Ela desejaria se aproximar dele. Mas o medo de sofrer mais bullying por parte de seus colegas de classe, juntamente com o medo de que Jade não gostasse dela se a conhecesse melhor, a manteriam afastada.
Tudo isso estava pesando em sua mente quando Jade escreveria: “Vamos escapulir do alojamento hoje à noite”, diz o diário de troca deles.
Juntos, eles escapariam e passariam uma noite romântica conversando e observando as estrelas. Jade inesperadamente saberia muito sobre astronomia e a entreteria com histórias de mitos de outros países sobre as constelações.
Esses dois amigos eram próximos o suficiente para serem quase iguais a amantes. Enquanto passariam o tempo, ocasionalmente um ou ambos ficariam vermelhos.
Seria quando um grito irromperia da pousada, estragando o clima íntimo. Eles correriam para o alojamento, apenas para encontrá-lo sob ataque de Obstruções – um colega de classe possuído e cães selvagens agressivos.
Apressadamente, eles ajudariam, mas Jade se machucaria na luta enquanto protegia Lean.
Incrivelmente preocupada por ele, Lean se ofereceria para cuidar dele até que ele recuperasse a saúde durante sua estadia no alojamento. Seria ali que seus verdadeiros sentimentos pelo garoto começariam a surgir nela e vice-versa.
Em outras palavras, esse evento tinha que acontecer de qualquer jeito!
* * *
Perdida nas lembranças de sua vida passada, Cecília desceu com vigor uma faca em uma batata. A tábua de corte tremeu com um estrondo alto. Mas tudo o que ela conseguiu cortar foi um pedaço da casca.
“Tch. Fugiu de mim, hein?” ela murmurou ameaçadoramente, levantando a faca novamente.
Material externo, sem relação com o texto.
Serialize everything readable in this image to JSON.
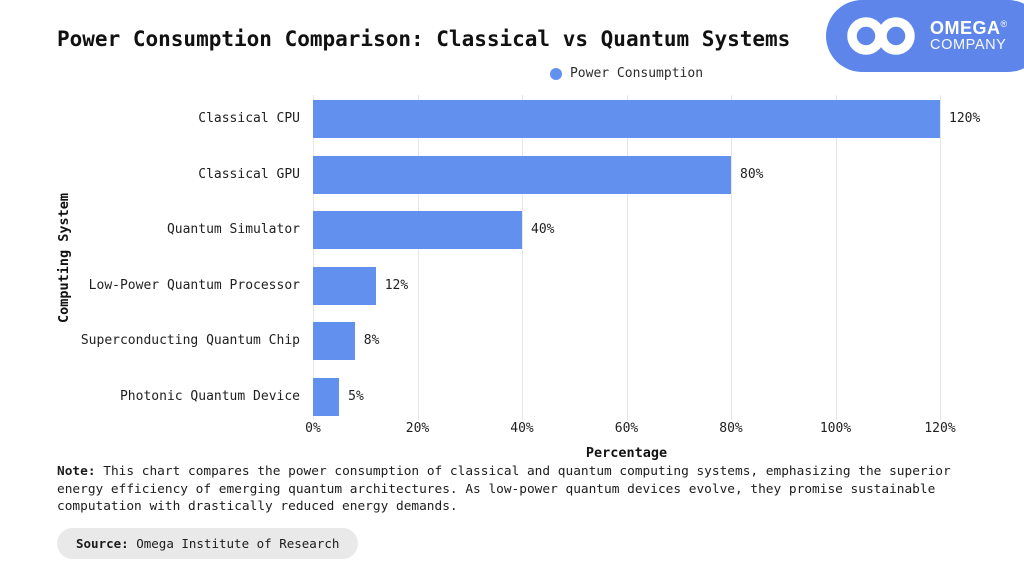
{
  "header": {
    "title": "Power Consumption Comparison: Classical vs Quantum Systems"
  },
  "logo": {
    "brand": "OMEGA",
    "registered": "®",
    "subtitle": "COMPANY",
    "icon": "infinity-icon"
  },
  "legend": {
    "label": "Power Consumption"
  },
  "chart_data": {
    "type": "bar",
    "orientation": "horizontal",
    "title": "Power Consumption Comparison: Classical vs Quantum Systems",
    "series_name": "Power Consumption",
    "categories": [
      "Classical CPU",
      "Classical GPU",
      "Quantum Simulator",
      "Low-Power Quantum Processor",
      "Superconducting Quantum Chip",
      "Photonic Quantum Device"
    ],
    "values": [
      120,
      80,
      40,
      12,
      8,
      5
    ],
    "value_labels": [
      "120%",
      "80%",
      "40%",
      "12%",
      "8%",
      "5%"
    ],
    "xlabel": "Percentage",
    "ylabel": "Computing System",
    "xlim": [
      0,
      120
    ],
    "x_ticks": [
      "0%",
      "20%",
      "40%",
      "60%",
      "80%",
      "100%",
      "120%"
    ],
    "grid": true,
    "legend_position": "top-center",
    "bar_color": "#6290ef"
  },
  "note": {
    "label": "Note:",
    "text": " This chart compares the power consumption of classical and quantum computing systems, emphasizing the superior energy efficiency of emerging quantum architectures. As low-power quantum devices evolve, they promise sustainable computation with drastically reduced energy demands."
  },
  "source": {
    "label": "Source:",
    "text": " Omega Institute of Research"
  },
  "colors": {
    "bar": "#6290ef",
    "logo_bg": "#5e86ea",
    "grid": "#e7e7e7",
    "source_bg": "#e9e9e9"
  }
}
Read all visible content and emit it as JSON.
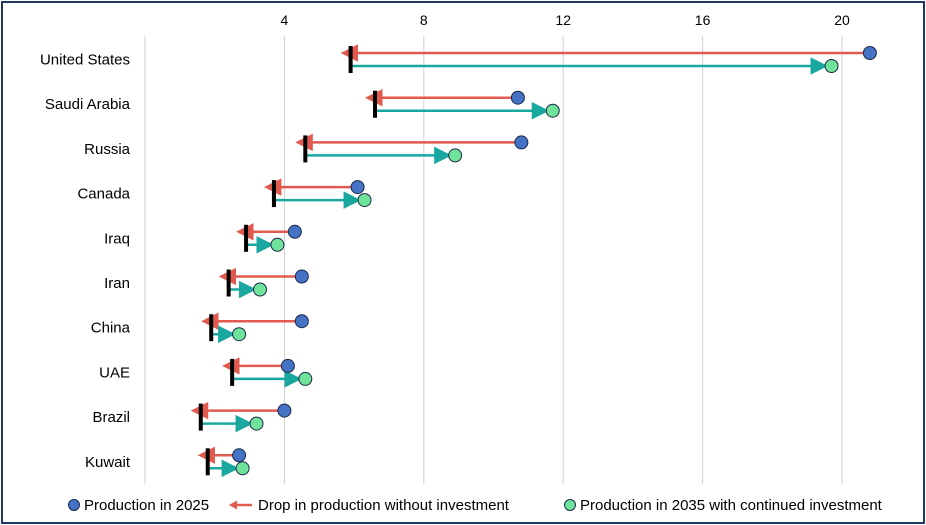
{
  "chart_data": {
    "type": "dumbbell",
    "xlim": [
      0,
      21
    ],
    "x_ticks": [
      4,
      8,
      12,
      16,
      20
    ],
    "categories": [
      "United States",
      "Saudi Arabia",
      "Russia",
      "Canada",
      "Iraq",
      "Iran",
      "China",
      "UAE",
      "Brazil",
      "Kuwait"
    ],
    "production_2025": [
      20.8,
      10.7,
      10.8,
      6.1,
      4.3,
      4.5,
      4.5,
      4.1,
      4.0,
      2.7
    ],
    "without_investment": [
      5.9,
      6.6,
      4.6,
      3.7,
      2.9,
      2.4,
      1.9,
      2.5,
      1.6,
      1.8
    ],
    "production_2035_continued": [
      19.7,
      11.7,
      8.9,
      6.3,
      3.8,
      3.3,
      2.7,
      4.6,
      3.2,
      2.8
    ],
    "colors": {
      "production_2025": "#4472c4",
      "drop": "#e05a50",
      "production_2035": "#6fe39a",
      "continued_arrow": "#1aa7a0",
      "grid": "#d0d0d0",
      "frame": "#1f3864"
    },
    "legend": [
      {
        "label": "Production in 2025",
        "marker": "blue-circle"
      },
      {
        "label": "Drop in production without investment",
        "marker": "red-arrow"
      },
      {
        "label": "Production in 2035 with continued investment",
        "marker": "green-circle"
      }
    ]
  }
}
Quando ela a abaixou com toda a força que pôde, quebrou a tábua de corte e fez voar pedaços de batata. Ela prontamente se esquivou dos pedaços de vegetais rebeldes, mas um deles roçou levemente sua bochecha e ela sentiu uma dor aguda.
“Por que você-“
Ela esfregou a bochecha com a manga, o que deixou uma mancha vermelha.
Sangue.
“Você tem coragem de me cortar, seu humilde vegetal…” Ela estava fazendo curry.
“Vou fazer você se arrepender do dia em que ousou me ferir!” Apenas fazendo curry.
Na próxima vez que ela levantou a faca, alguém agarrou seu pulso, imobilizando-o.
Ela se virou para ver Oscar, visivelmente desconcertado. “Desculpe interromper sua diversão, mas o que você pensa que está fazendo?”
“Cortando batatas, obviamente”, ela respondeu após uma pausa.
“Então não está brincando?”
“Sim, não estou brincando.”
A próxima coisa que ela notou foi que Oscar confiscou sua faca e tábua de cortar.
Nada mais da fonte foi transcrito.